I have a long 1-d numpy array with some 10% missing values. I want to change its missing values (np.nan) to other values repeatedly. I know of two ways to do this:
data[np.isnan(data)] = 0 or the function
np.copyto(data, 0, where=np.isnan(data))
Sometimes I want to put zeros there, other times I want to restore the nans.
I thought that recomputing the np.isnan function repeatedly would be slow, and it would be better to save the locations of the nans. Some of the timing results of the code below are counter-intuitive.
I ran the following:
import numpy as np
import sys
print(sys.version)
print(sys.version_info)
print(f'numpy version {np.__version__}')
data = np.random.random(100000)
data[data<0.1] = 0
data[data==0] = np.nan
%timeit missing = np.isnan(data)
%timeit wheremiss = np.where(np.isnan(data))
missing = np.isnan(data)
wheremiss = np.where(np.isnan(data))
print("Use missing list store 0")
%timeit data[missing] = 0
data[data==0] = np.nan
%timeit data[wheremiss] = 0
data[data==0] = np.nan
%timeit np.copyto(data, 0, where=missing)
print("Use isnan function store 0")
data[data==0] = np.nan
%timeit data[np.isnan(data)] = 0
data[data==0] = np.nan
%timeit np.copyto(data, 0, where=np.isnan(data))
print("Use missing list store np.nan")
data[data==0] = np.nan
%timeit data[missing] = np.nan
data[data==0] = np.nan
%timeit data[wheremiss] = np.nan
data[data==0] = np.nan
%timeit np.copyto(data, np.nan, where=missing)
print("Use isnan function store np.nan")
data[data==0] = np.nan
%timeit data[np.isnan(data)] = np.nan
data[data==0] = np.nan
%timeit np.copyto(data, np.nan, where=np.isnan(data))
And I got the following output (I have taken the liberty to add numbers to the timing lines, so that I can refer to them later):
3.7.3 | packaged by conda-forge | (default, Jul 1 2019, 22:01:29) [MSC v.1900 64 bit (AMD64)]

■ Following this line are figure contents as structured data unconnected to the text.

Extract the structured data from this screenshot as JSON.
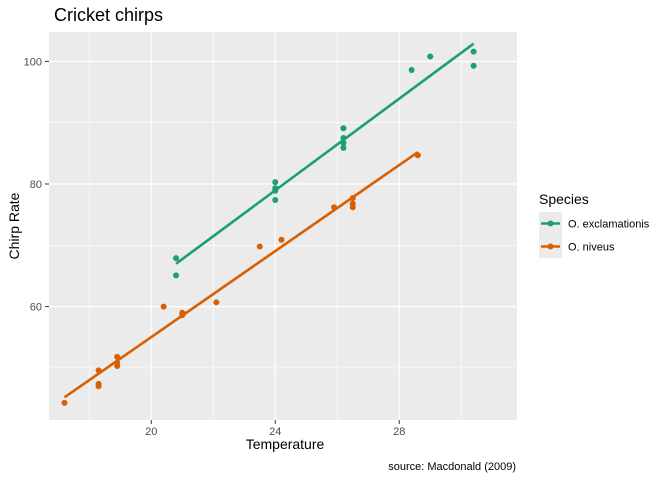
{
  "chart_data": {
    "type": "scatter",
    "title": "Cricket chirps",
    "xlabel": "Temperature",
    "ylabel": "Chirp Rate",
    "caption": "source: Macdonald (2009)",
    "xlim": [
      16.7,
      31.8
    ],
    "ylim": [
      41.5,
      104.8
    ],
    "x_ticks": [
      20,
      24,
      28
    ],
    "y_ticks": [
      60,
      80,
      100
    ],
    "grid": true,
    "legend": {
      "title": "Species",
      "position": "right"
    },
    "trendline": "linear",
    "series": [
      {
        "name": "O. exclamationis",
        "color": "#1b9e77",
        "points": [
          [
            20.8,
            67.9
          ],
          [
            20.8,
            65.1
          ],
          [
            24.0,
            80.3
          ],
          [
            24.0,
            79.3
          ],
          [
            24.0,
            78.9
          ],
          [
            24.0,
            77.4
          ],
          [
            26.2,
            89.1
          ],
          [
            26.2,
            87.5
          ],
          [
            26.2,
            86.7
          ],
          [
            26.2,
            85.9
          ],
          [
            28.4,
            98.6
          ],
          [
            29.0,
            100.8
          ],
          [
            30.4,
            101.6
          ],
          [
            30.4,
            99.3
          ]
        ],
        "fit": [
          [
            20.8,
            67.0
          ],
          [
            30.4,
            102.9
          ]
        ]
      },
      {
        "name": "O. niveus",
        "color": "#d95f02",
        "points": [
          [
            17.2,
            44.3
          ],
          [
            18.3,
            49.6
          ],
          [
            18.3,
            47.4
          ],
          [
            18.3,
            47.0
          ],
          [
            18.9,
            51.8
          ],
          [
            18.9,
            50.8
          ],
          [
            18.9,
            50.3
          ],
          [
            20.4,
            60.0
          ],
          [
            21.0,
            59.0
          ],
          [
            21.0,
            58.6
          ],
          [
            22.1,
            60.7
          ],
          [
            23.5,
            69.8
          ],
          [
            24.2,
            70.9
          ],
          [
            25.9,
            76.2
          ],
          [
            26.5,
            77.7
          ],
          [
            26.5,
            76.8
          ],
          [
            26.5,
            76.2
          ],
          [
            28.6,
            84.7
          ]
        ],
        "fit": [
          [
            17.2,
            45.2
          ],
          [
            28.6,
            85.2
          ]
        ]
      }
    ]
  }
}
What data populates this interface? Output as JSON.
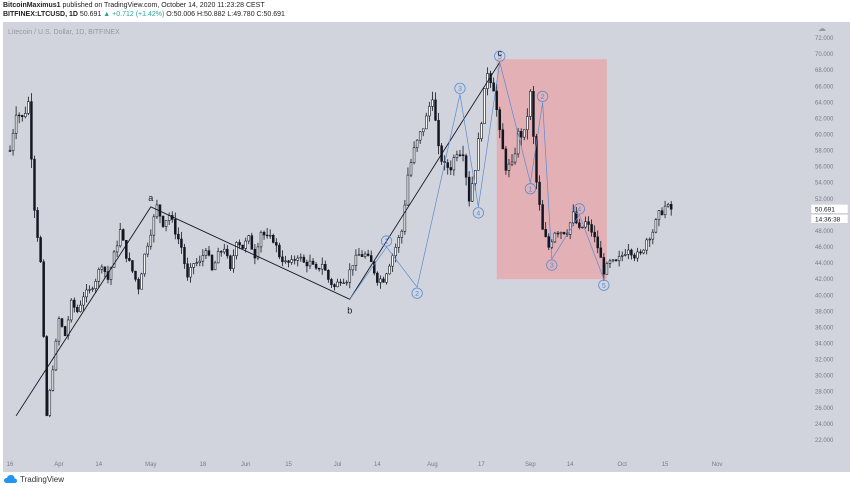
{
  "header": {
    "line1_user": "BitcoinMaximus1",
    "line1_rest": "published on TradingView.com, October 14, 2020 11:23:28 CEST",
    "line2_symbol": "BITFINEX:LTCUSD, 1D",
    "line2_price": "50.691",
    "line2_change": "▲ +0.712 (+1.42%)",
    "line2_ohlc": "O:50.006 H:50.882 L:49.780 C:50.691"
  },
  "chart_data": {
    "type": "candlestick",
    "watermark": "Litecoin / U.S. Dollar, 1D, BITFINEX",
    "ylim": [
      20,
      74
    ],
    "yticks": [
      "22.000",
      "24.000",
      "26.000",
      "28.000",
      "30.000",
      "32.000",
      "34.000",
      "36.000",
      "38.000",
      "40.000",
      "42.000",
      "44.000",
      "46.000",
      "48.000",
      "50.000",
      "52.000",
      "54.000",
      "56.000",
      "58.000",
      "60.000",
      "62.000",
      "64.000",
      "66.000",
      "68.000",
      "70.000",
      "72.000"
    ],
    "x_tick_labels": [
      "16",
      "Apr",
      "14",
      "May",
      "18",
      "Jun",
      "15",
      "Jul",
      "14",
      "Aug",
      "17",
      "Sep",
      "14",
      "Oct",
      "15",
      "Nov"
    ],
    "x_tick_days": [
      0,
      16,
      29,
      46,
      63,
      77,
      91,
      107,
      120,
      138,
      154,
      170,
      183,
      200,
      214,
      231
    ],
    "last_price": "50.691",
    "countdown": "14:36:38",
    "waypoints": [
      [
        0,
        58
      ],
      [
        2,
        63
      ],
      [
        4,
        62
      ],
      [
        6,
        64
      ],
      [
        8,
        51
      ],
      [
        10,
        44
      ],
      [
        12,
        25
      ],
      [
        14,
        31
      ],
      [
        16,
        37
      ],
      [
        18,
        35
      ],
      [
        20,
        39
      ],
      [
        22,
        38
      ],
      [
        24,
        40
      ],
      [
        26,
        40.5
      ],
      [
        28,
        42
      ],
      [
        30,
        44
      ],
      [
        32,
        42
      ],
      [
        34,
        45
      ],
      [
        36,
        48
      ],
      [
        38,
        45
      ],
      [
        40,
        43
      ],
      [
        42,
        41
      ],
      [
        44,
        45
      ],
      [
        46,
        48
      ],
      [
        48,
        51
      ],
      [
        50,
        49
      ],
      [
        52,
        50
      ],
      [
        54,
        48
      ],
      [
        56,
        46
      ],
      [
        58,
        42
      ],
      [
        60,
        44
      ],
      [
        62,
        44
      ],
      [
        64,
        46
      ],
      [
        66,
        43
      ],
      [
        68,
        45
      ],
      [
        70,
        46
      ],
      [
        72,
        43
      ],
      [
        74,
        47
      ],
      [
        76,
        46
      ],
      [
        78,
        47
      ],
      [
        80,
        45
      ],
      [
        82,
        48
      ],
      [
        84,
        47
      ],
      [
        86,
        47
      ],
      [
        88,
        45
      ],
      [
        90,
        44
      ],
      [
        92,
        44
      ],
      [
        94,
        45
      ],
      [
        96,
        44
      ],
      [
        98,
        44
      ],
      [
        100,
        43
      ],
      [
        102,
        44
      ],
      [
        104,
        42
      ],
      [
        106,
        41
      ],
      [
        108,
        42
      ],
      [
        110,
        42
      ],
      [
        112,
        44
      ],
      [
        114,
        45
      ],
      [
        116,
        45
      ],
      [
        118,
        44
      ],
      [
        120,
        42
      ],
      [
        122,
        42
      ],
      [
        124,
        44
      ],
      [
        126,
        46
      ],
      [
        128,
        48
      ],
      [
        130,
        55
      ],
      [
        132,
        58
      ],
      [
        134,
        60
      ],
      [
        136,
        62
      ],
      [
        138,
        65
      ],
      [
        140,
        58
      ],
      [
        142,
        56
      ],
      [
        144,
        56
      ],
      [
        146,
        58
      ],
      [
        148,
        58
      ],
      [
        150,
        52
      ],
      [
        152,
        56
      ],
      [
        154,
        62
      ],
      [
        156,
        68
      ],
      [
        158,
        66
      ],
      [
        160,
        60
      ],
      [
        162,
        56
      ],
      [
        164,
        56
      ],
      [
        166,
        60
      ],
      [
        168,
        60
      ],
      [
        170,
        65
      ],
      [
        172,
        54
      ],
      [
        174,
        48
      ],
      [
        176,
        46
      ],
      [
        178,
        48
      ],
      [
        180,
        48
      ],
      [
        182,
        48
      ],
      [
        184,
        50
      ],
      [
        186,
        48
      ],
      [
        188,
        49
      ],
      [
        190,
        48
      ],
      [
        192,
        46
      ],
      [
        194,
        43
      ],
      [
        196,
        44
      ],
      [
        198,
        44
      ],
      [
        200,
        45
      ],
      [
        202,
        46
      ],
      [
        204,
        45
      ],
      [
        206,
        45
      ],
      [
        208,
        47
      ],
      [
        210,
        48
      ],
      [
        212,
        50
      ],
      [
        214,
        51
      ],
      [
        216,
        50.7
      ]
    ],
    "x_max_day": 262,
    "annotations": {
      "abc": [
        {
          "label": "a",
          "day": 46,
          "price": 51.0
        },
        {
          "label": "b",
          "day": 111,
          "price": 39.5
        },
        {
          "label": "c",
          "day": 160,
          "price": 69.0
        }
      ],
      "waves_up": [
        {
          "label": "1",
          "day": 123,
          "price": 46.0
        },
        {
          "label": "2",
          "day": 133,
          "price": 41.0
        },
        {
          "label": "3",
          "day": 147,
          "price": 65.0
        },
        {
          "label": "4",
          "day": 153,
          "price": 51.0
        },
        {
          "label": "5",
          "day": 160,
          "price": 69.0
        }
      ],
      "waves_down": [
        {
          "label": "1",
          "day": 170,
          "price": 54.0
        },
        {
          "label": "2",
          "day": 174,
          "price": 64.0
        },
        {
          "label": "3",
          "day": 177,
          "price": 44.5
        },
        {
          "label": "4",
          "day": 186,
          "price": 50.0
        },
        {
          "label": "5",
          "day": 194,
          "price": 42.0
        }
      ],
      "zigzag_abc": [
        [
          2,
          25
        ],
        [
          46,
          51
        ],
        [
          111,
          39.5
        ],
        [
          160,
          69
        ]
      ],
      "highlight_box": {
        "day_start": 160,
        "day_end": 194,
        "price_low": 42,
        "price_high": 69
      }
    }
  },
  "footer": {
    "brand": "TradingView"
  },
  "colors": {
    "plot_bg": "#d1d4dc",
    "candle": "#131722",
    "wave": "#5b8bd0",
    "box": "#e8a5a8",
    "axis_text": "#787b86"
  }
}
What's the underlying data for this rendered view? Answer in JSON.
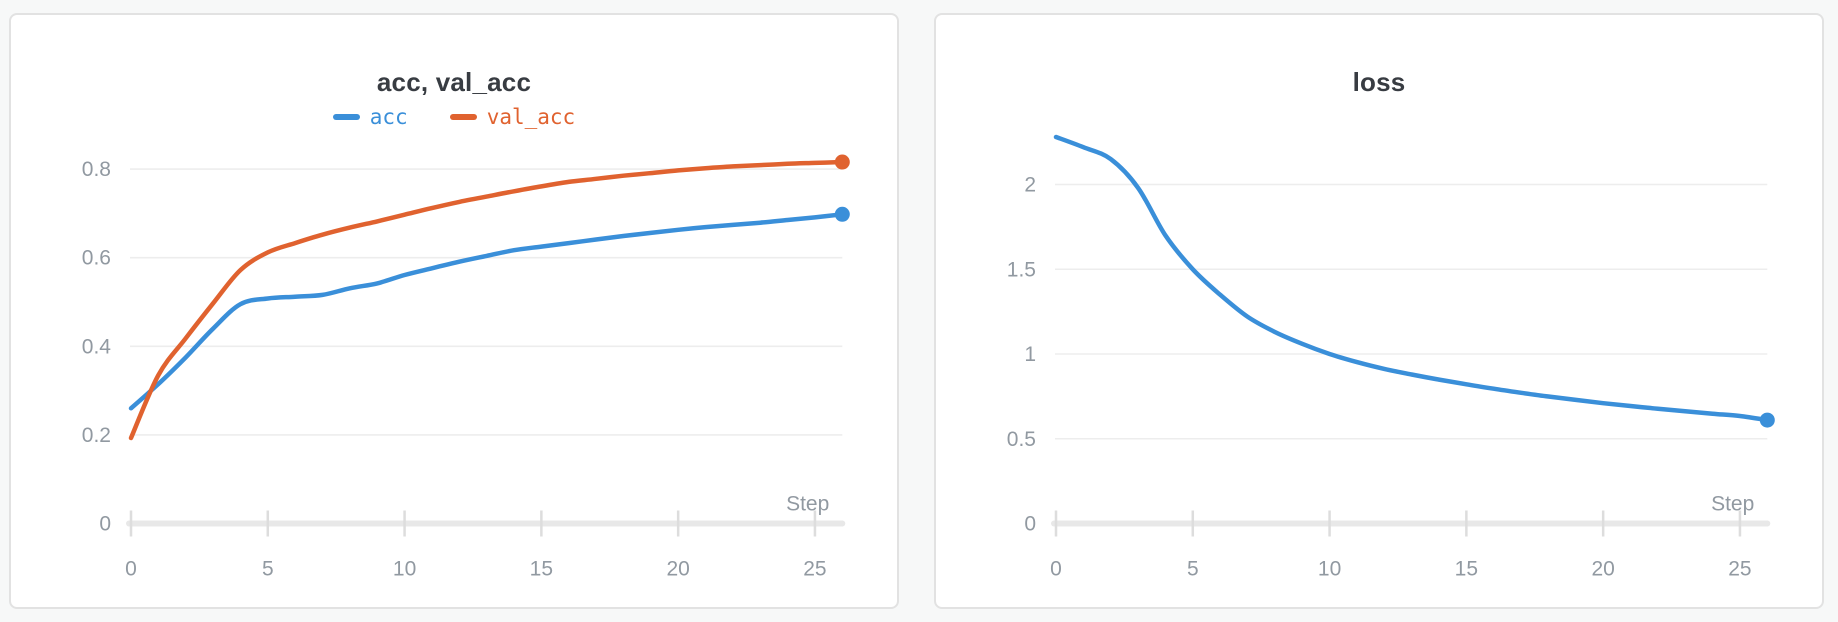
{
  "page": {
    "background_color": "#f7f8f8",
    "card_background": "#ffffff",
    "card_border_color": "#e2e2e2"
  },
  "theme": {
    "grid_color": "#ededed",
    "axis_line_color": "#e8e8e8",
    "tick_color": "#dddddd",
    "axis_label_color": "#9199a1",
    "title_color": "#383c42",
    "series_blue": "#3a8fd9",
    "series_orange": "#e0622f"
  },
  "chart_data": [
    {
      "type": "line",
      "title": "acc, val_acc",
      "xlabel": "Step",
      "legend_position": "top-center",
      "grid": "horizontal",
      "xlim": [
        0,
        26
      ],
      "ylim": [
        0,
        0.85
      ],
      "x_ticks": [
        0,
        5,
        10,
        15,
        20,
        25
      ],
      "x_tick_labels": [
        "0",
        "5",
        "10",
        "15",
        "20",
        "25"
      ],
      "y_ticks": [
        0,
        0.2,
        0.4,
        0.6,
        0.8
      ],
      "y_tick_labels": [
        "0",
        "0.2",
        "0.4",
        "0.6",
        "0.8"
      ],
      "x": [
        0,
        1,
        2,
        3,
        4,
        5,
        6,
        7,
        8,
        9,
        10,
        11,
        12,
        13,
        14,
        15,
        16,
        17,
        18,
        19,
        20,
        21,
        22,
        23,
        24,
        25,
        26
      ],
      "series": [
        {
          "name": "acc",
          "color": "#3a8fd9",
          "end_dot": true,
          "values": [
            0.26,
            0.315,
            0.375,
            0.44,
            0.495,
            0.508,
            0.512,
            0.516,
            0.531,
            0.542,
            0.561,
            0.576,
            0.591,
            0.604,
            0.617,
            0.625,
            0.633,
            0.641,
            0.649,
            0.656,
            0.663,
            0.669,
            0.674,
            0.679,
            0.685,
            0.691,
            0.698
          ]
        },
        {
          "name": "val_acc",
          "color": "#e0622f",
          "end_dot": true,
          "values": [
            0.193,
            0.335,
            0.418,
            0.497,
            0.572,
            0.612,
            0.633,
            0.652,
            0.668,
            0.682,
            0.697,
            0.712,
            0.726,
            0.738,
            0.75,
            0.761,
            0.771,
            0.778,
            0.785,
            0.791,
            0.797,
            0.802,
            0.806,
            0.809,
            0.812,
            0.814,
            0.816
          ]
        }
      ]
    },
    {
      "type": "line",
      "title": "loss",
      "xlabel": "Step",
      "legend_position": "none",
      "grid": "horizontal",
      "xlim": [
        0,
        26
      ],
      "ylim": [
        0,
        2.35
      ],
      "x_ticks": [
        0,
        5,
        10,
        15,
        20,
        25
      ],
      "x_tick_labels": [
        "0",
        "5",
        "10",
        "15",
        "20",
        "25"
      ],
      "y_ticks": [
        0,
        0.5,
        1,
        1.5,
        2
      ],
      "y_tick_labels": [
        "0",
        "0.5",
        "1",
        "1.5",
        "2"
      ],
      "x": [
        0,
        1,
        2,
        3,
        4,
        5,
        6,
        7,
        8,
        9,
        10,
        11,
        12,
        13,
        14,
        15,
        16,
        17,
        18,
        19,
        20,
        21,
        22,
        23,
        24,
        25,
        26
      ],
      "series": [
        {
          "name": "loss",
          "color": "#3a8fd9",
          "end_dot": true,
          "values": [
            2.28,
            2.22,
            2.15,
            1.98,
            1.7,
            1.5,
            1.35,
            1.22,
            1.13,
            1.06,
            1.0,
            0.952,
            0.912,
            0.879,
            0.849,
            0.821,
            0.795,
            0.771,
            0.749,
            0.729,
            0.71,
            0.693,
            0.677,
            0.662,
            0.648,
            0.634,
            0.61
          ]
        }
      ]
    }
  ]
}
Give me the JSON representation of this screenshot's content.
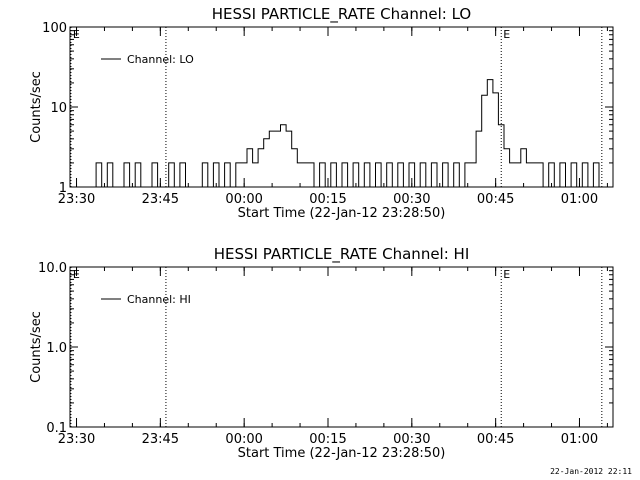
{
  "colors": {
    "background": "#ffffff",
    "foreground": "#000000"
  },
  "footer_timestamp": "22-Jan-2012 22:11",
  "chart_data": [
    {
      "type": "line",
      "title": "HESSI PARTICLE_RATE Channel: LO",
      "xlabel": "Start Time (22-Jan-12 23:28:50)",
      "ylabel": "Counts/sec",
      "yscale": "log",
      "ylim": [
        1,
        100
      ],
      "yticks": [
        1,
        10,
        100
      ],
      "ytick_labels": [
        "1",
        "10",
        "100"
      ],
      "xlim": [
        "23:28:50",
        "01:06:00"
      ],
      "xtick_labels": [
        "23:30",
        "23:45",
        "00:00",
        "00:15",
        "00:30",
        "00:45",
        "01:00"
      ],
      "legend": {
        "label": "Channel: LO",
        "position": "top-left"
      },
      "markers": [
        {
          "time": "23:29",
          "label": "E"
        },
        {
          "time": "23:46",
          "label": ""
        },
        {
          "time": "00:46",
          "label": "E"
        },
        {
          "time": "01:04",
          "label": ""
        }
      ],
      "series": [
        {
          "name": "Channel: LO",
          "x": [
            "23:33",
            "23:34",
            "23:35",
            "23:36",
            "23:37",
            "23:38",
            "23:39",
            "23:40",
            "23:41",
            "23:42",
            "23:43",
            "23:44",
            "23:45",
            "23:46",
            "23:47",
            "23:48",
            "23:49",
            "23:50",
            "23:51",
            "23:52",
            "23:53",
            "23:54",
            "23:55",
            "23:56",
            "23:57",
            "23:58",
            "23:59",
            "00:00",
            "00:01",
            "00:02",
            "00:03",
            "00:04",
            "00:05",
            "00:06",
            "00:07",
            "00:08",
            "00:09",
            "00:10",
            "00:11",
            "00:12",
            "00:13",
            "00:14",
            "00:15",
            "00:16",
            "00:17",
            "00:18",
            "00:19",
            "00:20",
            "00:21",
            "00:22",
            "00:23",
            "00:24",
            "00:25",
            "00:26",
            "00:27",
            "00:28",
            "00:29",
            "00:30",
            "00:31",
            "00:32",
            "00:33",
            "00:34",
            "00:35",
            "00:36",
            "00:37",
            "00:38",
            "00:39",
            "00:40",
            "00:41",
            "00:42",
            "00:43",
            "00:44",
            "00:45",
            "00:46",
            "00:47",
            "00:48",
            "00:49",
            "00:50",
            "00:51",
            "00:52",
            "00:53",
            "00:54",
            "00:55",
            "00:56",
            "00:57",
            "00:58",
            "00:59",
            "01:00",
            "01:01",
            "01:02",
            "01:03",
            "01:04"
          ],
          "values": [
            1,
            2,
            1,
            2,
            1,
            1,
            2,
            1,
            2,
            1,
            1,
            2,
            1,
            1,
            2,
            1,
            2,
            1,
            1,
            1,
            2,
            1,
            2,
            1,
            2,
            1,
            2,
            2,
            3,
            2,
            3,
            4,
            5,
            5,
            6,
            5,
            3,
            2,
            2,
            2,
            1,
            2,
            1,
            2,
            1,
            2,
            1,
            2,
            1,
            2,
            1,
            2,
            1,
            2,
            1,
            2,
            1,
            2,
            1,
            2,
            1,
            2,
            1,
            2,
            1,
            2,
            1,
            2,
            2,
            5,
            14,
            22,
            15,
            6,
            3,
            2,
            2,
            3,
            2,
            2,
            2,
            1,
            2,
            1,
            2,
            1,
            2,
            1,
            2,
            1,
            2,
            1
          ]
        }
      ]
    },
    {
      "type": "line",
      "title": "HESSI PARTICLE_RATE Channel: HI",
      "xlabel": "Start Time (22-Jan-12 23:28:50)",
      "ylabel": "Counts/sec",
      "yscale": "log",
      "ylim": [
        0.1,
        10
      ],
      "yticks": [
        0.1,
        1,
        10
      ],
      "ytick_labels": [
        "0.1",
        "1.0",
        "10.0"
      ],
      "xlim": [
        "23:28:50",
        "01:06:00"
      ],
      "xtick_labels": [
        "23:30",
        "23:45",
        "00:00",
        "00:15",
        "00:30",
        "00:45",
        "01:00"
      ],
      "legend": {
        "label": "Channel: HI",
        "position": "top-left"
      },
      "markers": [
        {
          "time": "23:29",
          "label": "E"
        },
        {
          "time": "23:46",
          "label": ""
        },
        {
          "time": "00:46",
          "label": "E"
        },
        {
          "time": "01:04",
          "label": ""
        }
      ],
      "series": [
        {
          "name": "Channel: HI",
          "x": [],
          "values": []
        }
      ]
    }
  ]
}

sys.version_info(major=3, minor=7, micro=3, releaselevel='final', serial=0)
numpy version 1.17.1
01. 30 µs ± 2.68 µs per loop (mean ± std. dev. of 7 runs, 10000 loops each)
02. 219 µs ± 24.9 µs per loop (mean ± std. dev. of 7 runs, 1000 loops each)
Use missing list store 0
03. 339 µs ± 23.8 µs per loop (mean ± std. dev. of 7 runs, 1000 loops each)
04. 26 µs ± 1.92 µs per loop (mean ± std. dev. of 7 runs, 10000 loops each)
05. 287 µs ± 26.8 µs per loop (mean ± std. dev. of 7 runs, 1000 loops each)
Use isnan function store 0
06. 38.5 µs ± 2.76 µs per loop (mean ± std. dev. of 7 runs, 10000 loops each)
07. 43.8 µs ± 4.67 µs per loop (mean ± std. dev. of 7 runs, 10000 loops each)
Use missing list store np.nan
08. 328 µs ± 30.1 µs per loop (mean ± std. dev. of 7 runs, 1000 loops each)
09. 24.8 µs ± 2.03 µs per loop (mean ± std. dev. of 7 runs, 10000 loops each)
10. 322 µs ± 30 µs per loop (mean ± std. dev. of 7 runs, 1000 loops each)
Use isnan function store np.nan
11. 356 µs ± 31.4 µs per loop (mean ± std. dev. of 7 runs, 1000 loops each)
12. 300 µs ± 4.29 µs per loop (mean ± std. dev. of 7 runs, 1000 loops each)
So here is the first question. Why would it take nearly 10 times longer to store a np.nan than to store a 0? (compare lines 6 and 7 vs. lines 11 and 12)
Why would it take much longer to use a stored list of missing as compared to recomputing the missing values using the isnan function? (compare lines 3 and 5 vs. 6 and 7)
This is just for curiosity. I can see that the fastest way is to use np.where to get a list of indices (because I have only 10% missing). But if I had many more, things might not be so obvious.